Today, I want something comfortable. I want hugs and cuddles and drinking on the sofa while watching crappy TV. I want to lean into your body and to spring up to grab you another beer, or to mix us both new drinks. I want pajama pants and pizza and make-out sessions between shows. I want to run my fingers through your hands and burrow my face into your arm.
I want to make love, not just to screw. I want to feel something intense while we move together slowly, with clasped hands and tender kisses. I want to be held under the blankets and to want for nothing but to keep touching. I want to pass into blissful slumber and awake to a friendly face. I want the soft, comfortable things today.
But some days, I want the chase. Some days, I want drinks and flirting and uncertainty. I want to stay on my toes as I try to decode the banter and body language of an unknown soul. I want to smell the whisky on your breath from several feet away and wonder how it tastes. I want to look into your eyes and flash a sly grin as I tease you.

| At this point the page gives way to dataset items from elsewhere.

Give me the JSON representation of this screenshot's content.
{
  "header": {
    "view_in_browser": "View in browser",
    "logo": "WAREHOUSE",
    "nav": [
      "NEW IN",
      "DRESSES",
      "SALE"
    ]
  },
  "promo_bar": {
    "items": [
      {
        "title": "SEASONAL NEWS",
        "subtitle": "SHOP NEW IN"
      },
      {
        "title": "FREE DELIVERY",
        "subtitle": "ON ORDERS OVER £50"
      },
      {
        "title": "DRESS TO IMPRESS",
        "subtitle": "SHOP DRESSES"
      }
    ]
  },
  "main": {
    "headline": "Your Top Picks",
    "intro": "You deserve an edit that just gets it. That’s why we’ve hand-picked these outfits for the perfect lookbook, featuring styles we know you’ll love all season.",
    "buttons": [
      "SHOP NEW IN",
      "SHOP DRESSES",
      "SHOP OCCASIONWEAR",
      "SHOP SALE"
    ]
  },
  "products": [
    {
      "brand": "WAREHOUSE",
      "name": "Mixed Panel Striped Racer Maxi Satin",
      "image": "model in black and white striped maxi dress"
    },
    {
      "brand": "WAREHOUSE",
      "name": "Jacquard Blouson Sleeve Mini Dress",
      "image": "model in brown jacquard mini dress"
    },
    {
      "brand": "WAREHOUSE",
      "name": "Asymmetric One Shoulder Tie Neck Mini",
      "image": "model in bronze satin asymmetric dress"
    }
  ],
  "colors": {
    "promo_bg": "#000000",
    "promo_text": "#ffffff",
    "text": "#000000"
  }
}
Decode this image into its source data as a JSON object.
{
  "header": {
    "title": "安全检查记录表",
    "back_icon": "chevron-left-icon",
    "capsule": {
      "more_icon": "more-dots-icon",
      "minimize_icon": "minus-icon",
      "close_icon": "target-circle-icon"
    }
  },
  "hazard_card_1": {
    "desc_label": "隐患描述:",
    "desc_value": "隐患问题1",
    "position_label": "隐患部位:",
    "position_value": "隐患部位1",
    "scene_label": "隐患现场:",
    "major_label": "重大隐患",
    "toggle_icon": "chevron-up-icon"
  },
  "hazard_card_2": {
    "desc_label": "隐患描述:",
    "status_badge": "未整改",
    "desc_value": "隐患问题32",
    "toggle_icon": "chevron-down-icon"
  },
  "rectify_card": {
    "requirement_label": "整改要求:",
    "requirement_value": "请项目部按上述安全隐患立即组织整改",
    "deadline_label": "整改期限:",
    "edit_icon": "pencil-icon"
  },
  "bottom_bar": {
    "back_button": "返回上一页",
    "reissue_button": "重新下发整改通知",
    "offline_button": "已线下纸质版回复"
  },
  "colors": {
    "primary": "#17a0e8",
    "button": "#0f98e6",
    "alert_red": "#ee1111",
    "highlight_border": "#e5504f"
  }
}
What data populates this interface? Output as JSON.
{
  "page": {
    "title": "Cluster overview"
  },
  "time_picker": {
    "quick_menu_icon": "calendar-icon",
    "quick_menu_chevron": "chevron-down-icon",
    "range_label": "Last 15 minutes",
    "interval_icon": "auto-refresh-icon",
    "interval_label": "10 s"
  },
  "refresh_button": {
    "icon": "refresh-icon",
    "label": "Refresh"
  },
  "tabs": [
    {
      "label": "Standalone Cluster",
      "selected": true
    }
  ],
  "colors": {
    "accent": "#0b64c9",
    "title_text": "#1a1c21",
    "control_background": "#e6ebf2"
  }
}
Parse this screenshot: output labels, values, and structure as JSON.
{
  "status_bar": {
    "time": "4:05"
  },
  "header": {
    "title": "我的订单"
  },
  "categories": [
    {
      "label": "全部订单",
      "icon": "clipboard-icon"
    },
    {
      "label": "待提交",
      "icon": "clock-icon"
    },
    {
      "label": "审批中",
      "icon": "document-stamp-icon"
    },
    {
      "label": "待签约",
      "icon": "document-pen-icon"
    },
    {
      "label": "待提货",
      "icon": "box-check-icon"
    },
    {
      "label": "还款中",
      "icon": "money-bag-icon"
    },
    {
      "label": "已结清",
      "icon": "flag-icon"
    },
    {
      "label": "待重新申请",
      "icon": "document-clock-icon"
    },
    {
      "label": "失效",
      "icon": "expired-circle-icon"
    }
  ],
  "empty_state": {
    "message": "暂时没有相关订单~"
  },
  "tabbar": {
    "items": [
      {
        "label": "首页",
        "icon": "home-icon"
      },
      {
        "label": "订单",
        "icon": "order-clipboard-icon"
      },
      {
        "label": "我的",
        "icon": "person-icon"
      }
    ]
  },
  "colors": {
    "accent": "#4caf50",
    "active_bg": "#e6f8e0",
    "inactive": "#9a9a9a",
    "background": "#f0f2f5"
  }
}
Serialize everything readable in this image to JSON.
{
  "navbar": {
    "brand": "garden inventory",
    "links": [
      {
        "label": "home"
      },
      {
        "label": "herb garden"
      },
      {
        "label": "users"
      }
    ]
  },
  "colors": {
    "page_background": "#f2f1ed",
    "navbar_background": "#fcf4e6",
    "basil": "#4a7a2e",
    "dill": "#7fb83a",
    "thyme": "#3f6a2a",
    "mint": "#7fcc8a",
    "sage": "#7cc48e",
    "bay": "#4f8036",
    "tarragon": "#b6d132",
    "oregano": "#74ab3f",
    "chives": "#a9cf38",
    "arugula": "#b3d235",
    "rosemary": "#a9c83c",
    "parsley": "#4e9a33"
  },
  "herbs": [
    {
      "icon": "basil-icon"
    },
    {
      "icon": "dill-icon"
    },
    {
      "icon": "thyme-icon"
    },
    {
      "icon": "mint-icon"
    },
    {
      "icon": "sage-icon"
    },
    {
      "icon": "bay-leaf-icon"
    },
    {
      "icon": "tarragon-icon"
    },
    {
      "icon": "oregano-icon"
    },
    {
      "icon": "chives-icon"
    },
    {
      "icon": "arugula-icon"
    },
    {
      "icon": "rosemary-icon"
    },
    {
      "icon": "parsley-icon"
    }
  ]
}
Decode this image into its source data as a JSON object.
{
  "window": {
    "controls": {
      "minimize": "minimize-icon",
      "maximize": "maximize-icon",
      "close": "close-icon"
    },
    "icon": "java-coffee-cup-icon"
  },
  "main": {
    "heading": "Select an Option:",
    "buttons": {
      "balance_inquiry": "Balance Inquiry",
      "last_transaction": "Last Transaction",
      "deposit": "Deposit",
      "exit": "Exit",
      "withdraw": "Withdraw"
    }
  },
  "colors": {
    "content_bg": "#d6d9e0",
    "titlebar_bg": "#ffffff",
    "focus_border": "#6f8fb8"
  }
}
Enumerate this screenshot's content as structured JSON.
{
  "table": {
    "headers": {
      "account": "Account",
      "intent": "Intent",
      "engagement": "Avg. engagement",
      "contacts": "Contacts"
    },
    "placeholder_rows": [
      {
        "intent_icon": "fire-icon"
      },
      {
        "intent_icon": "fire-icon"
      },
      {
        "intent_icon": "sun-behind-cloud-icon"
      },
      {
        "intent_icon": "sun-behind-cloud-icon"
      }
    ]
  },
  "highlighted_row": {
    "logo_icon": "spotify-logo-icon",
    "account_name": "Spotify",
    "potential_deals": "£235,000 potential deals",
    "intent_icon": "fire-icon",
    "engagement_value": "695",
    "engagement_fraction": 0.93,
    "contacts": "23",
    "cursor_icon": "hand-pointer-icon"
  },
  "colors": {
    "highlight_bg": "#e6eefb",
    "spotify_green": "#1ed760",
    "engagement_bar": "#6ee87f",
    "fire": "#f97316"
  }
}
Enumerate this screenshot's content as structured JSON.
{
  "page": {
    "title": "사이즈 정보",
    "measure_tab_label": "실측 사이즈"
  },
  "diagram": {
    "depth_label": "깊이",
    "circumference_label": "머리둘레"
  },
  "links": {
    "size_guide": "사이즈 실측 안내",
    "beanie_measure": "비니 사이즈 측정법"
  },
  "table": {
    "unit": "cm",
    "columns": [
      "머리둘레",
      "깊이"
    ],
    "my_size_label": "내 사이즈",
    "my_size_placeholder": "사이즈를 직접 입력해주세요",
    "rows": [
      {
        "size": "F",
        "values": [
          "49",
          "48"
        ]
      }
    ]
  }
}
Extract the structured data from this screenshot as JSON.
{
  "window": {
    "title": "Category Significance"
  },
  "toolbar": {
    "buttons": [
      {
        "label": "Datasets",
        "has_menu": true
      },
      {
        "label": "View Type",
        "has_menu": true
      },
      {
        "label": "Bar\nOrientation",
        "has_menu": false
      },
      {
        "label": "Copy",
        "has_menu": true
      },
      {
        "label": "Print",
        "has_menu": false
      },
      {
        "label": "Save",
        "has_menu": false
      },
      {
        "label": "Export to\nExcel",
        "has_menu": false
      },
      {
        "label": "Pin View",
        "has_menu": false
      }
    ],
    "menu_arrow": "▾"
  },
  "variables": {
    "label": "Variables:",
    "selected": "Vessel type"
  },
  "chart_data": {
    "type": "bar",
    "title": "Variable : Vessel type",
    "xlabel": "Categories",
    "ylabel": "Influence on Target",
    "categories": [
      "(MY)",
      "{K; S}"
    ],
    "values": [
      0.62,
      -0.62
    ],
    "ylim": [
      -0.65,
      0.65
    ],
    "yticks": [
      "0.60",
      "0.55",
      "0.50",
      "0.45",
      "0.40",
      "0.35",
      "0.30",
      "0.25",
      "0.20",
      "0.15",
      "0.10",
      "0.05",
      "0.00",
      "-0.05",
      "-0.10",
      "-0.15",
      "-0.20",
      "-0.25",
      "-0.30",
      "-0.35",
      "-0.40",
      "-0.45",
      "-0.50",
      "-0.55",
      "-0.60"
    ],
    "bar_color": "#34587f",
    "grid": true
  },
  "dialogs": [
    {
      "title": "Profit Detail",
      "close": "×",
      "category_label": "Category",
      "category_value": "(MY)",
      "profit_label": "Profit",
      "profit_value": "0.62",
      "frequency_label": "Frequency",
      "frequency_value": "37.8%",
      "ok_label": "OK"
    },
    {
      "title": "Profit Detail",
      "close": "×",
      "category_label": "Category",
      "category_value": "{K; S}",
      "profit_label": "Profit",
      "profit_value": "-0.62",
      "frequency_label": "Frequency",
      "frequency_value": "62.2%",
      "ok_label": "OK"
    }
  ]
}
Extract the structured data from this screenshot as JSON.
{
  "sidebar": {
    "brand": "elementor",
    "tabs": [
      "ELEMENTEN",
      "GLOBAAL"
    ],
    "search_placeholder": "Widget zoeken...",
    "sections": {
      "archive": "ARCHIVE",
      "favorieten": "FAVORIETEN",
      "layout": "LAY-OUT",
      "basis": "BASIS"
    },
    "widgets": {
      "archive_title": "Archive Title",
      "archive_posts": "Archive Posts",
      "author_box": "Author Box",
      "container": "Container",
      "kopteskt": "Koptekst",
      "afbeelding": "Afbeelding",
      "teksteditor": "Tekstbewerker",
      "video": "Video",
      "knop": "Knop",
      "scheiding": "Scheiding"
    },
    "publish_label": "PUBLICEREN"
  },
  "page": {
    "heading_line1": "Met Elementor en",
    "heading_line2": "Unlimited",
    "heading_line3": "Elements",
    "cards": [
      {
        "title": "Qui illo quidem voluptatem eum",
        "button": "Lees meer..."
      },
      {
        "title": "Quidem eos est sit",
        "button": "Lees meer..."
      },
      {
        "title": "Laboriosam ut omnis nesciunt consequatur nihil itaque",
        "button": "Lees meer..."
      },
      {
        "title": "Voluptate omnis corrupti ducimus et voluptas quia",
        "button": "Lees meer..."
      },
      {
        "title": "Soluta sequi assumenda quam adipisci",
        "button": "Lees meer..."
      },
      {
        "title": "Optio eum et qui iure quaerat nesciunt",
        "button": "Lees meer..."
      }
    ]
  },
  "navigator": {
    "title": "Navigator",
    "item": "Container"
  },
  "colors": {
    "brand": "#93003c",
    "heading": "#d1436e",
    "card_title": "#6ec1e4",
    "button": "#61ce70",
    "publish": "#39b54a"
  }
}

I want to go outside for a cigarette and be pressed against a wall. I want to be taken by surprise and feel the force of a new tongue finding its way into my mouth. I want to guess how you like to be touched and discover little moans when I kiss you here, nibble there. I want to be unsure how long it will last or where we’ll go. I want to pull away and search your face for a sign of what’s to come. I want to see a new bedroom and leave as soon as I’m ready. I want to guess if you’ll text me again. I want to decide how to respond.
I want adventures and banter. I want someone to take me somewhere I’ve never been and show me something I’ve never seen. I want conversations that stretch my imagination. I want to be challenged to keep up. I want to play and impress and hope that you like me, even though I know you’re much too good for me. I want to feel in awe of the fact that you want me around. I want to blush.
I want to feel nervous if you lean in for a kiss. I want to be too afraid to make a move. I want you to lead, and I want to follow, but only as far as you’ll let me. I want to feel I take up too much space. I want you to comfort me, to make me feel at ease. I want to smile that someone so attractive and smart and funny could possibly want me, and I want to jump at every text for days on end. I want to crush.
And there is a part of me that wants to be punished. I want you to reduce me to nothing and make me feel ashamed of my entire person. I want you to deign to see me, to allow me to visit your home. I want you to answer the door in habitual undress, to indicate I’m unworthy even of pants. I want you to turn from me and to barely care that I’m in your presence.
I want to dance for you, to try to get you to want me. I want to throw myself at you. I want to feel the rush when you finally, finally show an interest. I want that first kiss to send my heart leaping. I want to melt into a puddle as you command with perfect force. I want to know you’ve done this before, and you knows exactly what you’re doing. I don’t want to question. I want to surrender. I want to be controlled.
And some days I wonder, wouldn’t it be easier if I wanted the same thing, the same person, every day, forever? But then I turn a corner, flash a smile, and suddenly, I want someone new.